Of course, this means that it's crazy for New York City to have allowed bars to re-open this weekend.
I must have been prescient when I noted the other day that I'm starting to think DeBlasio and Cuomo are not heroes at all. ProPublica, an investigative website, published a long article noting the different policy choices between the mayors of San Francisco and New York City, and between the governors of California and New York. While smaller, New York ended up with 10 times as many deaths, most of them in New York City.It's a big mistake by @NYCMayor -- he ordered streets blocked off to allow safe distance strolling. But in parts of Brooklyn, bars & restaurants opened windows, selling booze & food along those streets. Result: giant mask-free parties.https://t.co/gFaAHEcnOl— Laurie Garrett (@Laurie_Garrett) May 17, 2020
via @GoogleNews
Also, you may recall BD and I noted this it might be premature, but it was not unusual, for the mayor of San Francisco to declare an emergency before they had any cases. Now this seems ... enlightened. Do note that in that post I wrote that it is common to declare an emergency before the emergency hits, to free up funds earlier. I also wrote that this policy is "goofy". Poor word choice ... I meant that it's unexpected when you learn about it, rather than stupid.
There's been a super interesting break out of China. Jennifer Zeng (definitely anti-Xi) reports that Foreign Policy, a respected periodical, has obtained an internal database from China tallying cases and totals. It was gathered by academics for use by the military in providing medical support throughout China. Here's the thing: the database has 8 times as many records ("rows" of data sometimes detailing more than one case) than China's official number of cases. The periodical is keeping a lid on the database currently as they try to confirm its details.
Javier O, writing at Medium, does a lot of digging about early cases in various places around the globe (here, here, and here). He finds an interesting correlation: auto production plants near initial outbreaks in many countries. Why is this interesting? There were 7 major international auto shows in the fall, including 3 in Wuhan (the Detroit of China), running for 12 days between November 1st and 17th. Uh on.
I am guarded about this. But, from a Bayesian perspective, it's getting awfully hard not to conclude that that the virus escaped from a lab.

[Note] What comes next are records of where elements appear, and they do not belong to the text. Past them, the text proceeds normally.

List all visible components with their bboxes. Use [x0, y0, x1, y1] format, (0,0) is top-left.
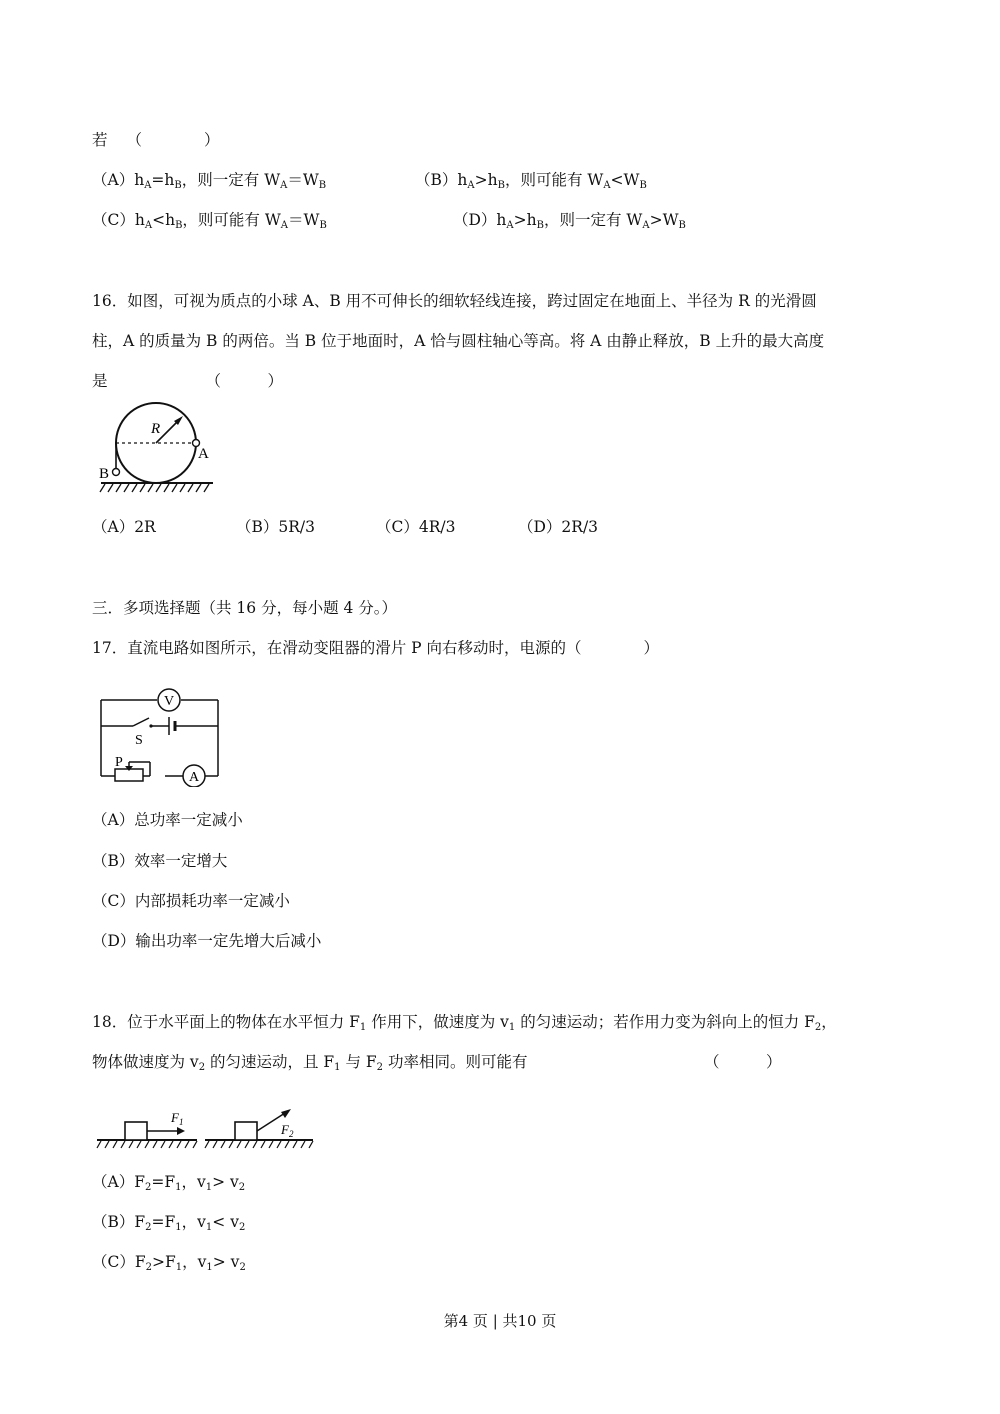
q15-option-b: $(B)h_A>h_B$，则可能有 $W_A<W_B$ — [415, 171, 647, 191]
q18-blank: （ ） — [704, 1053, 782, 1071]
block-2 — [235, 1122, 257, 1140]
q16-option-d: （D）2R/3 — [518, 518, 599, 536]
q16-a-label: A — [198, 446, 209, 462]
block-1 — [125, 1122, 147, 1140]
q15-option-c: $(C)h_A<h_B$，则可能有 $W_A=W_B$ — [92, 211, 327, 231]
q15-lead: 若 — [92, 131, 108, 149]
q16-stem-line2: 柱，A 的质量为 B 的两倍。当 B 位于地面时，A 恰与圆柱轴心等高。将 A 由静止释放，B 上升的最大高度 — [92, 332, 825, 350]
slider-label: P — [115, 755, 123, 770]
q18-option-b: $(B)F_2=F_1$，$v_1< v_2$ — [92, 1213, 246, 1233]
page-footer: 第4 页 | 共10 页 — [443, 1312, 557, 1330]
q15-option-d: $(D)h_A>h_B$，则一定有 $W_A>W_B$ — [453, 211, 686, 231]
ammeter-label: A — [189, 770, 200, 785]
q16-option-a: （A）2R — [92, 518, 156, 536]
f2-label: $F_2$ — [281, 1122, 294, 1139]
q18-option-a: $(A)F_2=F_1$，$v_1> v_2$ — [92, 1173, 246, 1193]
q17-option-b: （B）效率一定增大 — [92, 852, 228, 870]
q18-force-figure — [95, 1100, 335, 1152]
q16-r-label: R — [151, 421, 161, 437]
section-heading: 三．多项选择题（共 16 分，每小题 4 分。） — [92, 599, 398, 617]
q15-blank: （ ） — [126, 131, 220, 149]
q16-option-b: （B）5R/3 — [236, 518, 316, 536]
f1-label: $F_1$ — [171, 1110, 184, 1127]
q17-option-a: （A）总功率一定减小 — [92, 811, 243, 829]
q18-option-c: $(C)F_2>F_1$，$v_1> v_2$ — [92, 1253, 246, 1273]
q16-cylinder-figure — [95, 400, 220, 495]
q16-option-c: （C）4R/3 — [376, 518, 456, 536]
q16-b-label: B — [99, 466, 110, 482]
q16-blank: （ ） — [205, 372, 284, 390]
q16-stem-line3: 是 （ ） — [92, 372, 284, 390]
q15-option-a: $(A)h_A=h_B$，则一定有 $W_A=W_B$ — [92, 171, 327, 191]
q17-stem: 17．直流电路如图所示，在滑动变阻器的滑片 P 向右移动时，电源的（ ） — [92, 639, 660, 657]
ball-b — [113, 469, 120, 476]
q17-circuit-figure — [95, 682, 245, 787]
voltmeter-label: V — [164, 694, 175, 709]
q16-stem-line1: 16．如图，可视为质点的小球 A、B 用不可伸长的细软轻线连接，跨过固定在地面上、半径为 R 的光滑圆 — [92, 292, 817, 310]
switch-label: S — [135, 733, 143, 748]
q17-option-d: （D）输出功率一定先增大后减小 — [92, 932, 322, 950]
q15-continuation — [92, 130, 219, 150]
q18-stem-line1: 18．位于水平面上的物体在水平恒力 $F_1$ 作用下，做速度为 $v_1$ 的匀速运动；若作用力变为斜向上的恒力 $F_2$， — [92, 1013, 837, 1033]
q17-option-c: （C）内部损耗功率一定减小 — [92, 892, 290, 910]
q18-stem-line2: 物体做速度为 $v_2$ 的匀速运动，且 $F_1$ 与 $F_2$ 功率相同。则可能有 — [92, 1053, 528, 1073]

I was quite dismissive of that conclusion in February, both on this blog while in class (sorry BD), and in the seminar I presented to faculty and students on the 27th. Then we found out:
- China has level 4 virology lab near Wuhan.
- That lab's safety was criticized not just by the U.S. government but China's as well.
- They studied bat coronoviruses. In fact, they imported live bats into the region.
- No animal host has ever been as strongly correlated with SARS-CoV-2 as bats.
- They had a satellite lab just around the block from the wet market, again with live bats.
- The lab did work on augmenting bat coronaviruses (basically, letting them evolve in a petri dish to better infect human cells, so we can figure out our own weak spots).
- The samples of the bat coronovirus closest to SARS-CoV-2 were destroyed (they kept the genome).
- Cellphone data shows that the most secure part of the main lab was shut down for over 2 weeks in October.
- It's been a month now that China has been saying that a researcher who went missing from that lab was just working elsewhere. In a month, you should be able to find them for a zoom conference.